IAN COLLINS Although Methodism might conjure up an image of white walls in bare halls, the church has put its faith in some amazing paintings. Ian Collins welcomes their exhibition in Norwich Cathedral.

IAN COLLINS

Forty years ago, a spirited chap called Douglas Wollen was enjoying a spending spree when in London on Methodist Church business.

This Methodist minister and writer on the visual arts had been charged with amassing a collection of contemporary religious pictures – and he embarked on his "Bond Street crawls" with relish.

The result was a small, ongoing collection – still only 38 works in all – which packs a most powerful and poignant punch.

Low church meets high art in a display now unveiled (so to speak) in Norwich Cathedral by Norfolk's hermit nun and celebrity art historian Sister Wendy Beckett.

Mr Wollen bought extremely well, gathering major works by famous and obscure artists alike. Although he loved art for art's sake, he knew that every picture really does tell a story – and in his chosen works, a religious text was brilliantly explicit.

There was a nice irony in that a collection of cutting-edge art was also turning back to the teachings of the early church – whose messages were transmitted to illiterate congregations largely by pictorial means.

Even the humblest medieval parish church was a magnificent art gallery, with images that were either majestic or menacing to reveal the rival eternities of Heaven and Hell.

With the Reformation – so extreme in East Anglia – came more than a century of devastation. Church art which was not smashed was whitewashed over.

Now Mr Wollen and the enlightened spirits of modern Methodism have restored the highest purposes of art, and celebrated human creativity.

There are two absolutely stunning images in the cathedral show, one being a crucifixion scene with a hideously baying mob. It's a 1920s masterpiece by reclusive artist William Roberts.

The second is a vast and crowded watercolour by another hermit and invalid, Edward Burra. His The Pool of Bethesda, completed in 1952, shows a ghoulish scene in which Christ is cast as a mad shaman bidding to deliver a raving company from afflictions likened most uncomfortably to the evil eye.

But every work holds its place in this amazing collection.

The smallest image is an Eric Gill study of the Annunciation which resembles an illuminated letter from a medieval manuscript but was in fact a design for a magic lantern slide.

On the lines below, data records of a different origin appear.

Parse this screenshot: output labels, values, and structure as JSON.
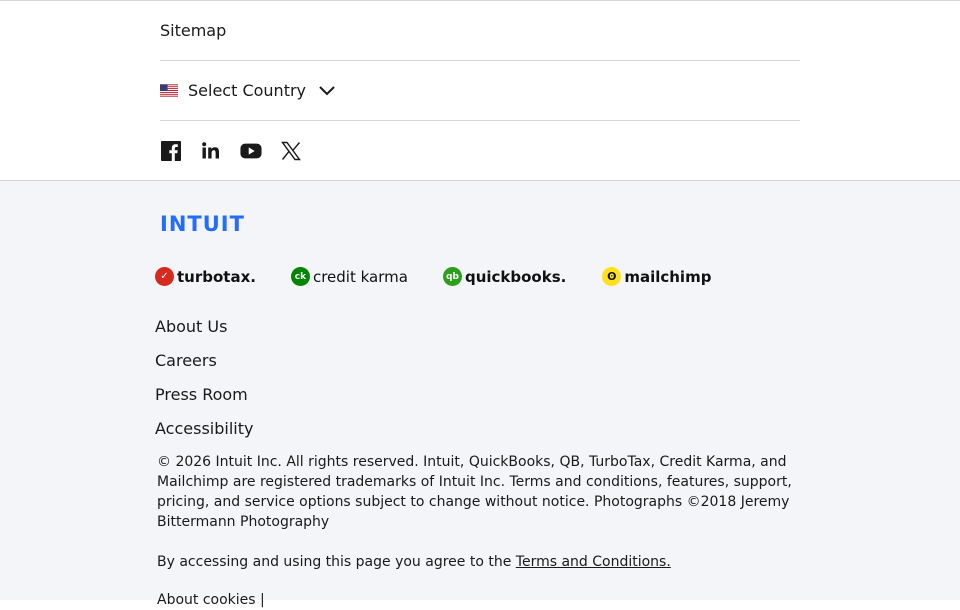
{
  "top": {
    "sitemap_label": "Sitemap",
    "country_label": "Select Country",
    "country_flag": "us-flag",
    "social": [
      {
        "name": "facebook-icon"
      },
      {
        "name": "linkedin-icon"
      },
      {
        "name": "youtube-icon"
      },
      {
        "name": "x-twitter-icon"
      }
    ]
  },
  "footer": {
    "logo_text": "INTUIT",
    "logo_color": "#236cff",
    "brands": [
      {
        "label": "turbotax.",
        "color": "#d52b1e"
      },
      {
        "label": "credit karma",
        "color": "#008600"
      },
      {
        "label": "quickbooks.",
        "color": "#2ca01c"
      },
      {
        "label": "mailchimp",
        "color": "#ffe01b"
      }
    ],
    "links": [
      "About Us",
      "Careers",
      "Press Room",
      "Accessibility"
    ],
    "legal": "© 2026 Intuit Inc. All rights reserved. Intuit, QuickBooks, QB, TurboTax, Credit Karma, and Mailchimp are registered trademarks of Intuit Inc. Terms and conditions, features, support, pricing, and service options subject to change without notice. Photographs ©2018 Jeremy Bittermann Photography",
    "agree_prefix": "By accessing and using this page you agree to the ",
    "agree_link": "Terms and Conditions.",
    "cookies_label": "About cookies |"
  }
}
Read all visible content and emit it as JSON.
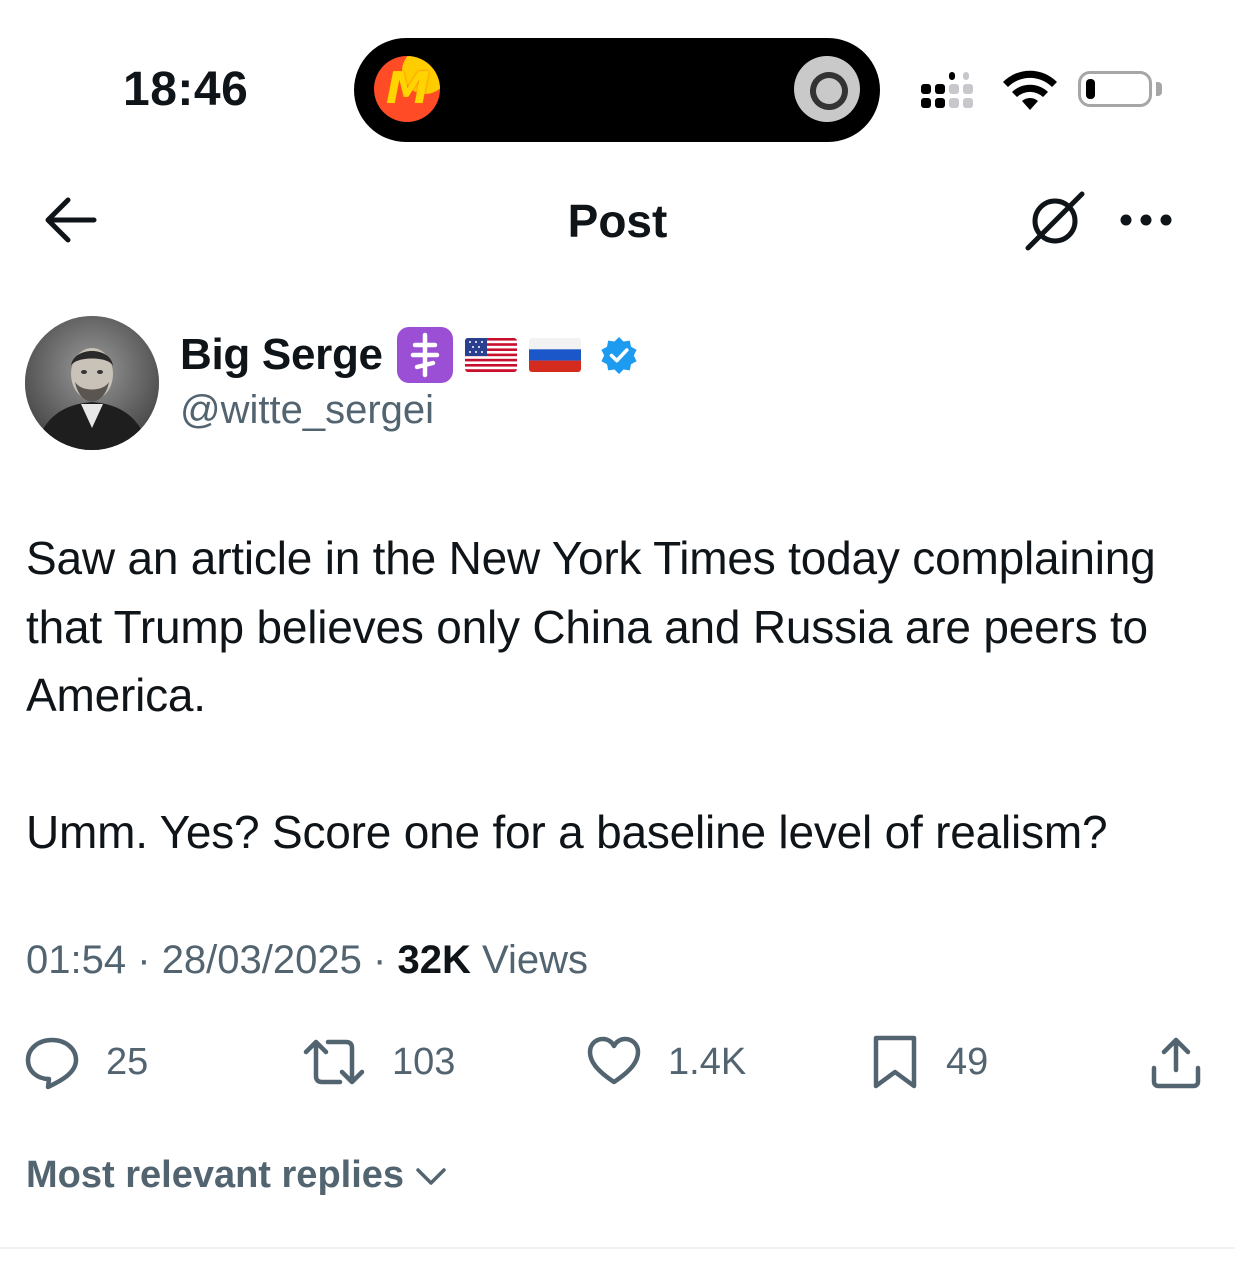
{
  "status_bar": {
    "time": "18:46",
    "battery_level": 0.15
  },
  "header": {
    "title": "Post"
  },
  "author": {
    "display_name": "Big Serge",
    "handle": "@witte_sergei",
    "badges": [
      "orthodox-cross-emoji",
      "us-flag-emoji",
      "russia-flag-emoji"
    ],
    "verified": true
  },
  "post": {
    "text": "Saw an article in the New York Times today complaining that Trump believes only China and Russia are peers to America.\n\nUmm. Yes? Score one for a baseline level of realism?",
    "time": "01:54",
    "separator": "·",
    "date": "28/03/2025",
    "views_count": "32K",
    "views_label": "Views"
  },
  "actions": {
    "replies": "25",
    "reposts": "103",
    "likes": "1.4K",
    "bookmarks": "49"
  },
  "replies_sort": {
    "label": "Most relevant replies"
  },
  "colors": {
    "text_primary": "#0f1419",
    "text_secondary": "#536471",
    "verified_blue": "#1d9bf0",
    "badge_purple": "#9a4fd4"
  }
}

A 1956 Pieta drawing by East Anglia's late great Elisabeth Frink exudes infinite tenderness in the wake of grotesque violence – also confirming that sculptors can be the finest draughtsmen.

Graham Sutherland's oil of The Deposition, executed in 1947, clearly likens the body of Christ to a Belsen victim.

Roy de Maistre and Ceri Richard offer sharply contrasting views of The Supper at Emmaus and John Reilly rises above the Neo-Romantic movement of the 1950s with a trio of pictures resembling designs for stained glass windows.

There are two superb ink drawings of the Crucifixion by Georges Roualt – whose thick black outlines (again recalling the lead edges of stained glass) echo across several other canvases. He was a hugely influential figure.

A name new to me is that of Eularia Clarke, who claimed kinship with a long line of artists (including Gainsborough) and parsons.

"I knew no religion except polite formalities," she wrote in 1968. "Yet I was obsessed by it and trailed round after 'High' services, wondering what it was all about."

On the evidence of her two pictures displayed here, she became a remarkable visionary painter and possibly a mystic.

All praise to the organisers of this show – Norfolk Methodists Colin Sleath and the Rev Pauline Greasley, who worked closely with artist and Ranworth vicar Philip McFadyen, the bishop's officer for visual theology.

Canon McFadyen says: "These marvellous pictures offer a clear statement of the word made flesh. They connect with both modern culture and ancient teaching.

"And perhaps the greatest thing about this collection is that it has no permanent base, but tours the country in the footsteps of the Wesley brothers."

A Brush with Faith: Pictures from the Methodist Church Collection of Modern Christian Art is in Norwich Cathedral until May 15. Open daily 9-5. Admission free.

A lecture entitled Graham Sutherland: Church Artist and Man of Fire will be given by Tim Egan, of the National Museum and Gallery of Wales, at Prior's Hall, The Close, at 8pm on Sunday. Tickets £3, including glass of wine (from 01603 218323 or on the night).

Philip McFadyen will lecture on art and artists in the cathedral exhibition at Chapelfield Road Methodist Church tomorrow evening at 7.30pm. Admission free.